The problem is that the benefit, if there is any, is small. And 30% of patients develop brain edema, which can be shown on MRI. This means that in addition to the high cost of the treatment, these patients have to undergo MRI on a regular basis. Whether these high costs are really justified, compared with the small benefit that is seen, is really questionable, I think.

Post-Stroke Cardiac Rhythm Monitoring

The next study was published in Neurology and deals with long-term ECG monitoring after stroke or transient ischemic attack to identify silent paroxysmal atrial fibrillation. The authors performed a meta-analysis of eight trials — five randomized trials and three observational studies, with approximately 3000 patients — where long-term ECG monitoring, usually with implantable devices, was compared with standard of care, which is intermittent EEG recordings.

They observed, unsurprisingly, a two to four times higher probability of detecting atrial fibrillation with implantable loop recorders. But unfortunately, this did not result in a reduction in the risk for stroke. This could be a question of statistical power. But the consequence in some European countries, unfortunately, is that the healthcare providers now refuse to pay for implantable loop recorders.

Direct Oral Anticoagulants (DOACs) vs Warfarin

The last study was published in Stroke and deals with cerebral sinus venous thrombosis. You all know that in the acute phase of this disease, patients are treated with heparin or low-molecular-weight heparin. Until now, long-term treatment was warfarin to prevent recurrent thrombosis and to promote recanalization.

The authors did an observational study, looking at all together more than 800 patients with cerebral sinus venous thrombosis. Of these patients, 33% received DOACs (eg, dabigatran, rivaroxaban, or apixaban), 52% received warfarin, and the remaining patients received both.
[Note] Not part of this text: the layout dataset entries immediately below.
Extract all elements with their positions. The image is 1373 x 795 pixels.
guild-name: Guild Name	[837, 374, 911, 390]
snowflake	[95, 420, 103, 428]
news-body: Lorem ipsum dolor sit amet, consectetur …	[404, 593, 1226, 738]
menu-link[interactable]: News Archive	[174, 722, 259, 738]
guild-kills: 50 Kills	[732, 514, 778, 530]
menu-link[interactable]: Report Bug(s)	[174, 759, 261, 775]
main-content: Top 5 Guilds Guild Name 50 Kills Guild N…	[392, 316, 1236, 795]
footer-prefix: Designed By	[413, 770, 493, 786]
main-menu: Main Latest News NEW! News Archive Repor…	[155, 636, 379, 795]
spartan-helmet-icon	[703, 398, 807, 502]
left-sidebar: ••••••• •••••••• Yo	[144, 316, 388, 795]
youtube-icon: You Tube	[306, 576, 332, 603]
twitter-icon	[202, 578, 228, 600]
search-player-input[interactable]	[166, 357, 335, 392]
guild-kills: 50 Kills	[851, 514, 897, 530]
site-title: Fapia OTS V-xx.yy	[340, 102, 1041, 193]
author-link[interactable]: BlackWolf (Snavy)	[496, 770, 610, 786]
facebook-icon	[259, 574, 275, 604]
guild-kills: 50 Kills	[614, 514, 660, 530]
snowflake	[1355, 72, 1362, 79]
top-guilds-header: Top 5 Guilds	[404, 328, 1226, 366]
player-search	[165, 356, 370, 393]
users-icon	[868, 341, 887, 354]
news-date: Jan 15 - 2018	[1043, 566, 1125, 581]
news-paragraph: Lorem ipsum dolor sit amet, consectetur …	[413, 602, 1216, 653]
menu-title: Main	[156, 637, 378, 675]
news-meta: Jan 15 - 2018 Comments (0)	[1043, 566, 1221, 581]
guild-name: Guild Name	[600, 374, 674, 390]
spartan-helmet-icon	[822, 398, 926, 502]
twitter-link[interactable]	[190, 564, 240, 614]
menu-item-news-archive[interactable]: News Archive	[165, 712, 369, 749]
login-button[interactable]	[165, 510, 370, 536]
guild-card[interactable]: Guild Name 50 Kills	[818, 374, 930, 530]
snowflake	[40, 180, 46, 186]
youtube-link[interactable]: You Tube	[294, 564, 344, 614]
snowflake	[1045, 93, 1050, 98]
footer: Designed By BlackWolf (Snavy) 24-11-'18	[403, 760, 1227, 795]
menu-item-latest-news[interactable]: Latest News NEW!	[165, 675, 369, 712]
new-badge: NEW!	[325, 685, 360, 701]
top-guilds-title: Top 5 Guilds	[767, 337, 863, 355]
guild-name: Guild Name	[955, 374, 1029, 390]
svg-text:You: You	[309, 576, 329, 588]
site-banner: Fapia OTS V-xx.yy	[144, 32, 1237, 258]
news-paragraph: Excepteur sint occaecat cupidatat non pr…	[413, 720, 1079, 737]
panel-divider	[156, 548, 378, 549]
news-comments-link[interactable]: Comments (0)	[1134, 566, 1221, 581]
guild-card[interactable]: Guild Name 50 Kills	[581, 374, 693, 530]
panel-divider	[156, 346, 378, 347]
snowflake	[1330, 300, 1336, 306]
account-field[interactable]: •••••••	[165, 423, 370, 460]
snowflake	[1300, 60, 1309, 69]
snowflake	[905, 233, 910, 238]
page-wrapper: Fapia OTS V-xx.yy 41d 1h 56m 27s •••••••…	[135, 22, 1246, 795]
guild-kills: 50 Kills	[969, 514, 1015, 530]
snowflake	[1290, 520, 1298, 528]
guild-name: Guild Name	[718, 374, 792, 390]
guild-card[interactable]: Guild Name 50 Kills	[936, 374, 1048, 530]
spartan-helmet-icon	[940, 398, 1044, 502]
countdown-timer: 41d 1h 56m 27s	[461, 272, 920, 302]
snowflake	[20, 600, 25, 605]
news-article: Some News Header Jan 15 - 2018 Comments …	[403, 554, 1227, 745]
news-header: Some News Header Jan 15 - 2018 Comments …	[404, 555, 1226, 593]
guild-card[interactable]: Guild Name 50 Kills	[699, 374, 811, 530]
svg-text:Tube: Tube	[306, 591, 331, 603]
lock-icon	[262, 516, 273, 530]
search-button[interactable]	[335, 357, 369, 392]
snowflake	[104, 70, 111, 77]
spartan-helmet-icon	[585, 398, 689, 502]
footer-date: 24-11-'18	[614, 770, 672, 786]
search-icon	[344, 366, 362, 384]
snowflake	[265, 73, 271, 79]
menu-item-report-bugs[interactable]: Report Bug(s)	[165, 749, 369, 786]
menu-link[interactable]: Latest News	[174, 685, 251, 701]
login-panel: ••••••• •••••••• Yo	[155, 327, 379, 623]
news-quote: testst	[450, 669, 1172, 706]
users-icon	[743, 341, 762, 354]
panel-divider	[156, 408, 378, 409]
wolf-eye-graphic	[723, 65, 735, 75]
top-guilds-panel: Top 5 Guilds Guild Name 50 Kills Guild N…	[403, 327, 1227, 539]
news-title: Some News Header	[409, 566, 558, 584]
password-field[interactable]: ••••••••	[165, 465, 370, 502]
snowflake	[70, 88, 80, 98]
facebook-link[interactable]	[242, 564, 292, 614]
Researchers observed a rate of recurrent venous thrombosis of 5.7% per year, 3.8% major bleeding complications, and 1.8% mortality. In terms of recurrent thrombosis, recanalization, and death, there was no difference between DOACs and warfarin. But the risk for major bleeding was reduced by 65% for DOACs over warfarin. This would be a very strong argument to use DOACs in patients with cerebral sinus venous thrombosis.

Dear colleagues, ladies and gentlemen, thank you very much for listening and watching about these five exciting studies from March 2022.